NT Health is warning about the threat of cellulitis, which often starts as a small cut sustained camping or fishing, but is one of the leading causes of potentially preventable hospitalisations (PPH) in the Top End.
Cellulitis is a bacterial infection under the skin surface. In the early stages, cellulitis can cause redness, warmth, swelling and pain.
Top End Health Service PPH Project Manager, Jeff Gaden, said about 100 people were admitted to hospital each month with cellulitis from a bacterial infection.
He said that in many cases the infection resulted from small injuries such as cuts and bites sustained while undertaking our favourite Territory pastimes such as camping, fishing, huntng, gardening or playing sports.
“Cellulitis is serious. On average one person ends up in the Intensive Care Unit as a consequence of cellulitis every month,” he said.
“In many cases cellulitis starts as a small injury, even just a scratch.”
“If you get an injury or wound, no matter how small, clean it with an antiseptic, cover it with a dressing and a bandage and check it with your doctor as soon as is practicable,” Mr Gaden said.
“While it can be minor to start with, cellulitis can go very bad very quickly. It’s a bacteria which just loves the Territory’s warm, tropical climate.”
Mr Gaden said most cellulitis infections were from untreated minor injuries of the lower legs and people scratching bites.
He said while Territorians suffered from the bacterial infection all year round, it was timely to remind people of the need to properly treat minor injuries in our tropical environment.

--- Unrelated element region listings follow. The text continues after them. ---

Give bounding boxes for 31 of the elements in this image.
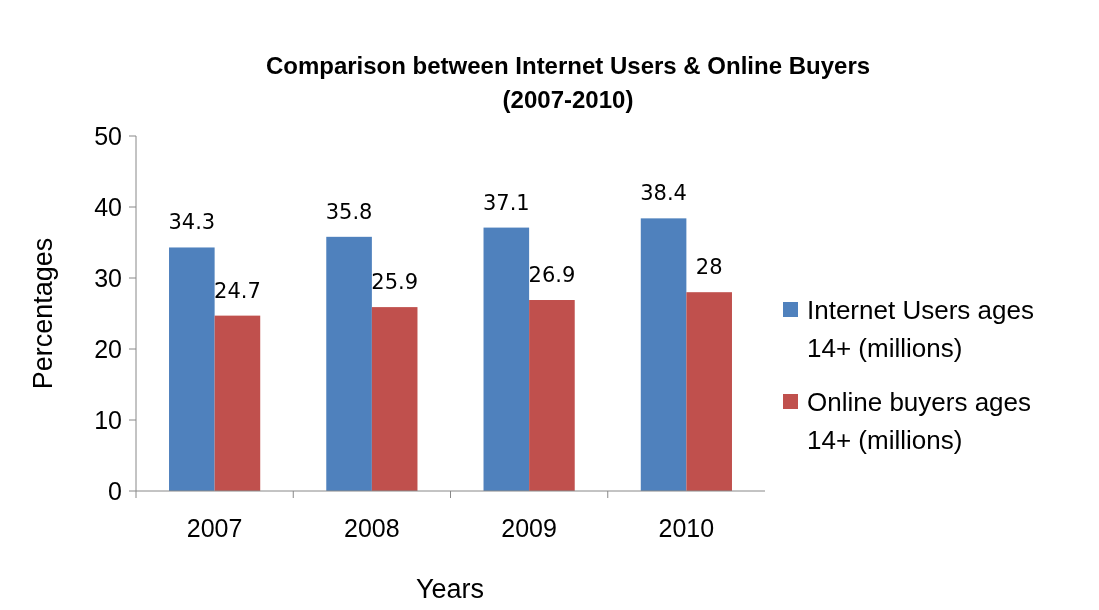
data-label: 37.1 (482, 190, 530, 215)
data-label: 35.8 (325, 199, 373, 224)
y-tick-label: 20 (94, 334, 122, 363)
legend-label: Online buyers ages 14+ (millions) (807, 387, 1032, 456)
data-label: 28 (695, 255, 723, 280)
bar (169, 247, 215, 491)
y-tick-label: 40 (94, 192, 122, 221)
x-axis-title: Years (415, 574, 485, 604)
y-axis-title: Percentages (28, 237, 58, 390)
data-label: 26.9 (528, 263, 576, 288)
y-tick-label: 10 (94, 405, 122, 434)
chart-title: Comparison between Internet Users & Online Buyers (2007-2010) (265, 52, 871, 113)
bar (529, 300, 575, 491)
x-tick-label: 2008 (344, 514, 400, 542)
data-label: 34.3 (168, 210, 216, 235)
bar (640, 218, 687, 491)
x-tick-label: 2007 (186, 514, 243, 542)
data-label: 25.9 (371, 270, 419, 295)
y-tick-label: 0 (108, 476, 122, 505)
legend-label: Internet Users ages 14+ (millions) (807, 295, 1034, 364)
y-tick-label: 30 (94, 263, 122, 292)
bar (371, 307, 418, 491)
bar (686, 292, 732, 491)
bar (326, 236, 372, 491)
bar (483, 227, 530, 491)
data-label: 24.7 (214, 278, 261, 303)
bar (214, 315, 261, 491)
x-tick-label: 2010 (658, 514, 715, 542)
x-tick-label: 2009 (501, 514, 557, 542)
data-label: 38.4 (640, 181, 687, 206)
y-tick-label: 50 (94, 121, 122, 150)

“Territorians love their sports and getting out to many of the wonderful camping and fishing spots we have. We want people to take care and avoid the she’ll-be-right-attitude when it comes to minor injuries, because the evidence shows it could be anything but,” Mr Gaden said.
“Whether it’s a cut, a scratch or even an insect bite you get while you’re camping, fishing or in your garden, don’t ignore it. Do something about it.
“If you want to stay out of hospital with cellulitis, the message is simple. Clean it, cover it, check it.”